A partir das relações
sociais, o indivíduo é capaz de significar sua forma de existir no mundo, pois
sua história individual está intimamente ligada a história da sociedade e tal
aproximação é estabelecida a partir da forma com que o sujeito se relaciona com
o mundo ao seu redor, criando assim, sua identidade.
Nesse
sentido, os sujeitos, que são sócio históricos, constroem e atribuem
significados diferentes à sociedade; identidades e diferenças constituem os
grupos sociais.
Todavia,
tais grupos estabelecem conflitos ao disputarem relações de poder. Culturas
dominantes tentam se impor ao criarem sua hegemonia, com atribuições de
significados e práticas que se legitimam nos grupos.
Há
uma centralidade da cultura, na qual a classe dominante exerce sua regulamentação
sobre a classe dominada, a partir de significados dados como corretos.
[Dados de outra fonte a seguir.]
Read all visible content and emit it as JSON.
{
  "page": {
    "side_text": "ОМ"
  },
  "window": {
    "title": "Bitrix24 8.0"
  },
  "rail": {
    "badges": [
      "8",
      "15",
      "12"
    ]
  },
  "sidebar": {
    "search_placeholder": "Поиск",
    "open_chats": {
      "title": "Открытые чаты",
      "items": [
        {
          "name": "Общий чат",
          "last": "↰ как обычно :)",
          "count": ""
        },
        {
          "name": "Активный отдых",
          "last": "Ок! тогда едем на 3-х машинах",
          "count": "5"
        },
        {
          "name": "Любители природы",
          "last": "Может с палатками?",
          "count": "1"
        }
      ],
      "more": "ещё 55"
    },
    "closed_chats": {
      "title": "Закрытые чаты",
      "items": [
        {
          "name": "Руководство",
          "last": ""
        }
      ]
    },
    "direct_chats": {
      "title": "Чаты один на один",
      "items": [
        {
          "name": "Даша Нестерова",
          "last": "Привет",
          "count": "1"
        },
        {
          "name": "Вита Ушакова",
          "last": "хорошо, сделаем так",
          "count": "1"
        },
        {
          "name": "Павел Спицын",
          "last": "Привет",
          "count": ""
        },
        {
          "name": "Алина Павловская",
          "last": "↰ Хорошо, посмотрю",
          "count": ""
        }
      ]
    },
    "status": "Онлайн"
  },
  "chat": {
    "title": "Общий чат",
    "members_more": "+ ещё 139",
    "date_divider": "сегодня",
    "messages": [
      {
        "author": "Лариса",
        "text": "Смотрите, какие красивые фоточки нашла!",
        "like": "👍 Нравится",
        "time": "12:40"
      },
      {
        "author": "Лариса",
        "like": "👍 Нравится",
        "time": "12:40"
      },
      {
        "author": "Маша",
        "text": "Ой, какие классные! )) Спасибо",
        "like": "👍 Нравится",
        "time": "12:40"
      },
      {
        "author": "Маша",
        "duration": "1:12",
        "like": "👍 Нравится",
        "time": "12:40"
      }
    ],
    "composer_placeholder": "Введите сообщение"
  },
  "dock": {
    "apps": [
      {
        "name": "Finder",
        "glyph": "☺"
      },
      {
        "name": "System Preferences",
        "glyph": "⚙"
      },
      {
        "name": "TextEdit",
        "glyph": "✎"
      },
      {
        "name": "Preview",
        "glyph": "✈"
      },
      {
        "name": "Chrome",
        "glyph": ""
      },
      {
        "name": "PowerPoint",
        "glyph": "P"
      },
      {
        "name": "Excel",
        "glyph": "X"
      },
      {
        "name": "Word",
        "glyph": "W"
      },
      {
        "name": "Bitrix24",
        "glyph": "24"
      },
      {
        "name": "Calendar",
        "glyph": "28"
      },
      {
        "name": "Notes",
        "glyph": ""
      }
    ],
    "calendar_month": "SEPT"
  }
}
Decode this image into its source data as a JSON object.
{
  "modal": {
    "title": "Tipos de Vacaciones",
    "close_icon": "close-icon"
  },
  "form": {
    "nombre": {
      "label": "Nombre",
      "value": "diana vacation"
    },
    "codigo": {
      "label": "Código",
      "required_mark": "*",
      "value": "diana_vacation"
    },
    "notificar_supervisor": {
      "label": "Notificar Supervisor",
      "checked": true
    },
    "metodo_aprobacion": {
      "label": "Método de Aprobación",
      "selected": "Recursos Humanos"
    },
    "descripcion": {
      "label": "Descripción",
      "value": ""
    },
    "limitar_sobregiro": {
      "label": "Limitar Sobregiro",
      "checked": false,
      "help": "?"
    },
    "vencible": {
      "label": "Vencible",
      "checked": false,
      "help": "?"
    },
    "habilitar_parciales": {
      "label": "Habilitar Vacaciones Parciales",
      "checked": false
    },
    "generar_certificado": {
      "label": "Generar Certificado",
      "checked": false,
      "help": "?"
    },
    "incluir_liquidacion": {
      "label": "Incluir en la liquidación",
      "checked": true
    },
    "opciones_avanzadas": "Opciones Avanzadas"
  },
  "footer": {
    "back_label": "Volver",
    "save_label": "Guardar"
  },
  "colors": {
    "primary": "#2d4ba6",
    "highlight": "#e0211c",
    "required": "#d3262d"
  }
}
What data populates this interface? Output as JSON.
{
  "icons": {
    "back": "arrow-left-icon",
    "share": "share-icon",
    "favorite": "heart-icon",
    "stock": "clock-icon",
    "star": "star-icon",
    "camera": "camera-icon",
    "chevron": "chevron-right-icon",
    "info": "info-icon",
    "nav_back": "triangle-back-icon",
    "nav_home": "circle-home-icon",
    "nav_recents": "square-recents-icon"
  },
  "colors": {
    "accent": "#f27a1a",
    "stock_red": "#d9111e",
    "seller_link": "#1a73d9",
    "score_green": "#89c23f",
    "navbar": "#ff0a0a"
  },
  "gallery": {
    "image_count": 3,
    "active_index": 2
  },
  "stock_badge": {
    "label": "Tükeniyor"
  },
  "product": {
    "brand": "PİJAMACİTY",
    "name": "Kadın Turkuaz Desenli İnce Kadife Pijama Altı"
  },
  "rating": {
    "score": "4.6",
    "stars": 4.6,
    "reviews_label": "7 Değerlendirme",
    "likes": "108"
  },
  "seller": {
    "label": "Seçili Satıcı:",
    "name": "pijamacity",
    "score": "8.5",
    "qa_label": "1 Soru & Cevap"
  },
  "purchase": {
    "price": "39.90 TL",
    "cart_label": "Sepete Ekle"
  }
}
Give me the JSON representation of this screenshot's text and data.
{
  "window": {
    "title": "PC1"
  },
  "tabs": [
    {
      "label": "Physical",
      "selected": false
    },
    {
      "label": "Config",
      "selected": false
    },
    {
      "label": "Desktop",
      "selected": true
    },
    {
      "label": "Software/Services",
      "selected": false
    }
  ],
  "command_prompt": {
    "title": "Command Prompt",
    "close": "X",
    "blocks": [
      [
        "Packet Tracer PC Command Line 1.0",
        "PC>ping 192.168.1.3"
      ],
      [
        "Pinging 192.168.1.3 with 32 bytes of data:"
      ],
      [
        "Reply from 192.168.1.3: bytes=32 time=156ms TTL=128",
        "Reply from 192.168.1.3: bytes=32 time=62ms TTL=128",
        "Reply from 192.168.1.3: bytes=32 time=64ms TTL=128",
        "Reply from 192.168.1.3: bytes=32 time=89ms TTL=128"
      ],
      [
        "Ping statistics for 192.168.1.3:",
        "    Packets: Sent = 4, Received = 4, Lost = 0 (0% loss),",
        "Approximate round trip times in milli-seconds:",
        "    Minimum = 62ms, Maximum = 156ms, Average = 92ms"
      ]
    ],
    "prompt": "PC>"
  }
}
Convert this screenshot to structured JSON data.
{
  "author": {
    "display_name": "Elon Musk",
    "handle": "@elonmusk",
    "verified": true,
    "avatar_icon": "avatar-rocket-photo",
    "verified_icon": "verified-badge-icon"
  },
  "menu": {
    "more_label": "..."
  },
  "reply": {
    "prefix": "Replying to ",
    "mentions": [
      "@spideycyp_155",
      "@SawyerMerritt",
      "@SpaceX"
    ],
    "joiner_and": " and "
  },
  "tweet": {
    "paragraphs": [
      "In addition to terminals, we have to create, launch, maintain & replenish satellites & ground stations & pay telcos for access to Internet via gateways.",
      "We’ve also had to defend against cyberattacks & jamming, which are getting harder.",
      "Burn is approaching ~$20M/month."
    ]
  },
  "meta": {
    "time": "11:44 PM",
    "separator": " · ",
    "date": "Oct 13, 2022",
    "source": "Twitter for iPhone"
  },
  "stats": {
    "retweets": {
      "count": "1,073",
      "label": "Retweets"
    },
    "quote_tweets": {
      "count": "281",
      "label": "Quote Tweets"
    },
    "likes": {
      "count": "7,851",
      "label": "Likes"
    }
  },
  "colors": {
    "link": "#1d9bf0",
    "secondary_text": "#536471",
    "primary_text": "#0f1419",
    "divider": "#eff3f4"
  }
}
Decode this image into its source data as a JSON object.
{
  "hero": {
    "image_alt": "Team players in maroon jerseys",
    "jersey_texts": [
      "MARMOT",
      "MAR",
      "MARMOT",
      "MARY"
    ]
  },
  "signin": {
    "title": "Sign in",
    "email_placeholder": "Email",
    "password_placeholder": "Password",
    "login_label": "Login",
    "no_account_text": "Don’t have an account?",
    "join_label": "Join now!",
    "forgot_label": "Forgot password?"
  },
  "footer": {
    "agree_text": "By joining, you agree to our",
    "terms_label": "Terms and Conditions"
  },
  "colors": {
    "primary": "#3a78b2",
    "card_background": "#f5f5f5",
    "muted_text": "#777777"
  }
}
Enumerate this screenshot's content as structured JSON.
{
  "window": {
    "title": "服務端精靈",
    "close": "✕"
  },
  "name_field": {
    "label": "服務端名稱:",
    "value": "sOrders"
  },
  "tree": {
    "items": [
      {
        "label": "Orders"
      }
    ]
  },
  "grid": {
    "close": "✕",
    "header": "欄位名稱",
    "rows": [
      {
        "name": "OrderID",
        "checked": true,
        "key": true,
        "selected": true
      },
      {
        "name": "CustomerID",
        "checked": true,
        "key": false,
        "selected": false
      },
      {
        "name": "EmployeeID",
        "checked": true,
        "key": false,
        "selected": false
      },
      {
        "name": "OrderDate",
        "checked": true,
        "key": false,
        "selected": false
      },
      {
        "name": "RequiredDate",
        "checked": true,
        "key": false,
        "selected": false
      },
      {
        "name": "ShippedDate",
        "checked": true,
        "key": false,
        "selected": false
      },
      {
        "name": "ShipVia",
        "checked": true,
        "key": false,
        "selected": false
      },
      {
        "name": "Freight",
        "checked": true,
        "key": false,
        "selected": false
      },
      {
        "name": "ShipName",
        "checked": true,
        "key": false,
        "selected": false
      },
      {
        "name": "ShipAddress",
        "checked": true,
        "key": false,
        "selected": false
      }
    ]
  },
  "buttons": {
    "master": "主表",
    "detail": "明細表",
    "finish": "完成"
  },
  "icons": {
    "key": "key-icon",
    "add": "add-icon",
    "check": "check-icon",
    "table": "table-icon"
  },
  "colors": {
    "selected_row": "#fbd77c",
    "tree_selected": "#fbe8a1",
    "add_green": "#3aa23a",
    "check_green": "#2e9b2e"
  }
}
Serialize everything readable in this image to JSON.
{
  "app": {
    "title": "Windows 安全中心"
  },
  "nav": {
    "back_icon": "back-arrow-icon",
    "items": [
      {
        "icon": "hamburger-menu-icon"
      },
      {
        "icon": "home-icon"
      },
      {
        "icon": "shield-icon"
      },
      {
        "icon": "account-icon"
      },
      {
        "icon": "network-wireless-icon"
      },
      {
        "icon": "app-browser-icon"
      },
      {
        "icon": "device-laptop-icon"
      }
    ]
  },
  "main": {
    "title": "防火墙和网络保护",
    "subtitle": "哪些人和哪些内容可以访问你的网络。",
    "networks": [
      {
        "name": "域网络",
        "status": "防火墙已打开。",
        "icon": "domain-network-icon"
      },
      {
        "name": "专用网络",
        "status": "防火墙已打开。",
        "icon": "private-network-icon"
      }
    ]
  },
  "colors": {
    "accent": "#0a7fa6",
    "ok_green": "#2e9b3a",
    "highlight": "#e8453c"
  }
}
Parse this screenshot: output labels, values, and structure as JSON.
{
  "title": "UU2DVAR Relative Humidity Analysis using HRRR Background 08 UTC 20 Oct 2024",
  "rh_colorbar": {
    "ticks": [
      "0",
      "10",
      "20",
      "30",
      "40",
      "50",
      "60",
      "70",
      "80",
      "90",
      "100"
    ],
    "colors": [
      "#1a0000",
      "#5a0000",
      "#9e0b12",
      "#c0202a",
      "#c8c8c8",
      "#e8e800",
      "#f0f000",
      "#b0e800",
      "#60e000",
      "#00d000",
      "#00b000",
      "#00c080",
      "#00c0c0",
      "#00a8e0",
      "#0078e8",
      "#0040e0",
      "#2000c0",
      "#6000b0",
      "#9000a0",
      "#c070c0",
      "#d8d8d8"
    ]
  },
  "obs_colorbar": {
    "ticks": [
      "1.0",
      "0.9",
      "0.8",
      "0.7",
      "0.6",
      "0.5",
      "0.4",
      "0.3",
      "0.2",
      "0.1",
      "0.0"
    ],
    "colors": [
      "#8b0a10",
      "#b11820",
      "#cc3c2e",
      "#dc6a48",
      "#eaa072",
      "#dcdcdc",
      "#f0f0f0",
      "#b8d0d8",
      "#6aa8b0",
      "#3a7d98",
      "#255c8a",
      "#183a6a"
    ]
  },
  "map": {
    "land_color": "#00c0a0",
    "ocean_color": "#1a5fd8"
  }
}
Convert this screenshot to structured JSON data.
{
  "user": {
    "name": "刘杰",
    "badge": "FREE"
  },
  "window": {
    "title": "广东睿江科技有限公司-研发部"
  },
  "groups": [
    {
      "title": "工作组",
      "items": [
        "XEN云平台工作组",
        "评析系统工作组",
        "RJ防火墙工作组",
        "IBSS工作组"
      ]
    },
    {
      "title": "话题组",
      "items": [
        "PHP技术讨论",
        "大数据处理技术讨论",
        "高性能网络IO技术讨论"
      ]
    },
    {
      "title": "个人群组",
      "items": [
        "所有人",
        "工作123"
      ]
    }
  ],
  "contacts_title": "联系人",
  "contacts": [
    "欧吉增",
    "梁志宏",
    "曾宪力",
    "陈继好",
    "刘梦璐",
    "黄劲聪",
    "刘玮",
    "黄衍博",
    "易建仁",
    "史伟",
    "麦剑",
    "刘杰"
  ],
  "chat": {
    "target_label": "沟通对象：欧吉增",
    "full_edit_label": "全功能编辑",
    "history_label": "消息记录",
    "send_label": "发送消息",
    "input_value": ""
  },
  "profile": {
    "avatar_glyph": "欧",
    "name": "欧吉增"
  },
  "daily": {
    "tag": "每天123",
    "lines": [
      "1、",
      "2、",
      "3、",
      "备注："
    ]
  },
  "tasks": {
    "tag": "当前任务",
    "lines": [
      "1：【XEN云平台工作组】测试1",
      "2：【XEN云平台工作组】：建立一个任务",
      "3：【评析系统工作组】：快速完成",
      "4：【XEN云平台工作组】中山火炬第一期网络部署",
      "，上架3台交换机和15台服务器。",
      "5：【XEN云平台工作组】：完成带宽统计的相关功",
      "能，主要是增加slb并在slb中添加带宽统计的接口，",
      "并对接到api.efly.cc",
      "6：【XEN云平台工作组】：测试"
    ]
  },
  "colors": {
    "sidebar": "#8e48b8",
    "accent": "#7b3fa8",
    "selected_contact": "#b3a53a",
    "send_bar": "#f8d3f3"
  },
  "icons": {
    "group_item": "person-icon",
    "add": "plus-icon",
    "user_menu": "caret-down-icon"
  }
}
A
linguagem exemplifica tal relação de poder; pois é uma prática política e
cultural de produção e negociação de significados.
Uma
cultura se sobrepõe a outra, ou seja, a classe dominante se legitima sobre a
classe dominada, através de práticas regulamentadas.
Sob
essa perspectiva, olhar para a organização da sociedade
como um todo, é olhar para a organização da escola com a finalidade de incluir
efetivamente os sujeitos, uma vez que elas caminham em constante diálogo.
A
educação
é uma ação política, cultural, social e pedagógica e o papel da escola é
central na superação da lógica da opressão. A luta deve
ser pelo direito à educação de todos e por uma escola para todos, sem discriminações
e que desconstrua o preconceito, em busca de uma educação que possibilite o
acesso e respeito as diferenças. Dessa
forma, é preciso uma escola, na qual todos participem e tenham o direito de ser
diferente.
Além disso,
a educação tem que valorizar cada sujeito e desconstruir a valoração das
diferenças. Ou seja, o importante é problematizar o valor atribuído a elas, uma
vez que a diferença atribuída ao outro não é natural, mas sim, uma construção
social.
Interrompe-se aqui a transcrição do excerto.